You think youre tough until you abdominals start convulsing with fresh incisions in them. That brought me down quite a few notches.. We should have waiting a couple more days to travel back...
Hope you get well soon.
Anyway, I have a gym member but never step into the gym for the past 4 years or so...Lol, the gym must love me. Literally donation to them.
I have decided to cut the gym membership because it was near my workplace & I could go there after work. But since I started working from home, it doesn't make sense to waste 30min travel to another town for the gym, when I can get a gym it nearer to my home.
Anyway, sidetrack. At start of the year, I have the resolution to lose weight, like 75% of people....but I decide I will do that by monitor my intake. They key is to keep it simple without confusing & complicate calorie counting. The idea is if something is too complicated & chore, you will resist doing.

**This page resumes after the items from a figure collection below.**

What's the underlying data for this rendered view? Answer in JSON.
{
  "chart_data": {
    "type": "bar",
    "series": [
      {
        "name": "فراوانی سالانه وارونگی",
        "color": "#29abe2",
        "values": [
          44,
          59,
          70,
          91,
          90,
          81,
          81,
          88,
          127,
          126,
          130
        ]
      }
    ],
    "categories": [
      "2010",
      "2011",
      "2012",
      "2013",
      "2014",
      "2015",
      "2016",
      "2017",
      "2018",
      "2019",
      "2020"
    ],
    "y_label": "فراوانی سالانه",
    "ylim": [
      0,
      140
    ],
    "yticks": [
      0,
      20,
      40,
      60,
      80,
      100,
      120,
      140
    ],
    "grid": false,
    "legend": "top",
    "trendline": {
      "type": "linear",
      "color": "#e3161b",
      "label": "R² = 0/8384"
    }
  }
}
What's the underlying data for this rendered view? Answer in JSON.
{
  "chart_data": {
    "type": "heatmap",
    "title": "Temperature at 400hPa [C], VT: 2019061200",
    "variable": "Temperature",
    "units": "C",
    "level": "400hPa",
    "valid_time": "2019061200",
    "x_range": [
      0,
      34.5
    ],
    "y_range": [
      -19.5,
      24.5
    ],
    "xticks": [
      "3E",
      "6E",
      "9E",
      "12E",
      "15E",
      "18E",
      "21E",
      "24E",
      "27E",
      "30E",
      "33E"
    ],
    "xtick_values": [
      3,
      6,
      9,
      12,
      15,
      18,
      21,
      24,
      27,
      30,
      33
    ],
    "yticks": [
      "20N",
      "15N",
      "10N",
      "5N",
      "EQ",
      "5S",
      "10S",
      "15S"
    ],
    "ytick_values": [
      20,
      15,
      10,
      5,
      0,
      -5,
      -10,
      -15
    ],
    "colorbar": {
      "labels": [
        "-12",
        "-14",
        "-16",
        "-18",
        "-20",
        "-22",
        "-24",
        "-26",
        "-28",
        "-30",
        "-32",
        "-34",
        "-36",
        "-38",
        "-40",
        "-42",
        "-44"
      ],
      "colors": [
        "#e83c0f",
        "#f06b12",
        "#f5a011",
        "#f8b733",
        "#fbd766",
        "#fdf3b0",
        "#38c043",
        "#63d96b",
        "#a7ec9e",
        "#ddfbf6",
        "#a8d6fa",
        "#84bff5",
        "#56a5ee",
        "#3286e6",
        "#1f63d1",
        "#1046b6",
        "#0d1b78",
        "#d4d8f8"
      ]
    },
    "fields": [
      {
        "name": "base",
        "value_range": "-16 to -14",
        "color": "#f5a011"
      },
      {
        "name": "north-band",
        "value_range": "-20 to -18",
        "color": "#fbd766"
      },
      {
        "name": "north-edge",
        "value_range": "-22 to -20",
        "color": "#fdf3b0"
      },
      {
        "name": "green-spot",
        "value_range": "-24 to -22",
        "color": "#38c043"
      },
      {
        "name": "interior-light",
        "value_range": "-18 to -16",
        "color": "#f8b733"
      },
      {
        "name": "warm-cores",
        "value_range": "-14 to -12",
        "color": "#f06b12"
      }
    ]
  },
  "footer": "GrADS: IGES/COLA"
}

So I use a simple relative scale. 2 points for a portion meal (e.g pasta with coffee), I will add or subtract based on that. A extra dessert will add like 0.3
The idea is to have 5.5 score or lower a day on average (in a week).
Why it works (for me), is that its easy to monitor how much you eat, it makes me more conscious of eating too much, as it add to the score, & it allows me to compensate with less intake the next days.
I also control they type of food. Less process, FAR fewer takeaways & eat out. less carbs, more fruits & veg.
I have done this religiously for one month, & I am seeing results.
Another thing that help me, is to turn something you want to do regularly into a habit, a drill, like they said in the army. By drill, it means to keep doing something until it comes naturally, & you do not have to think, you just do it. Like waking up & going to work at 8.00 am every workday (you do not ask, should I go to work, you just do it). For me, & I guess most people, this isn't hard, as we learned from young (going to school), & there are real consequences for not doing so.
The hard ones for me, are the volunteering ones, like working out, even harder is to maintain. But if I made it like working or going to school, it's much easier. Don't ask, just do it.
Different people have different ways to motivate themselves. I can say this helps me.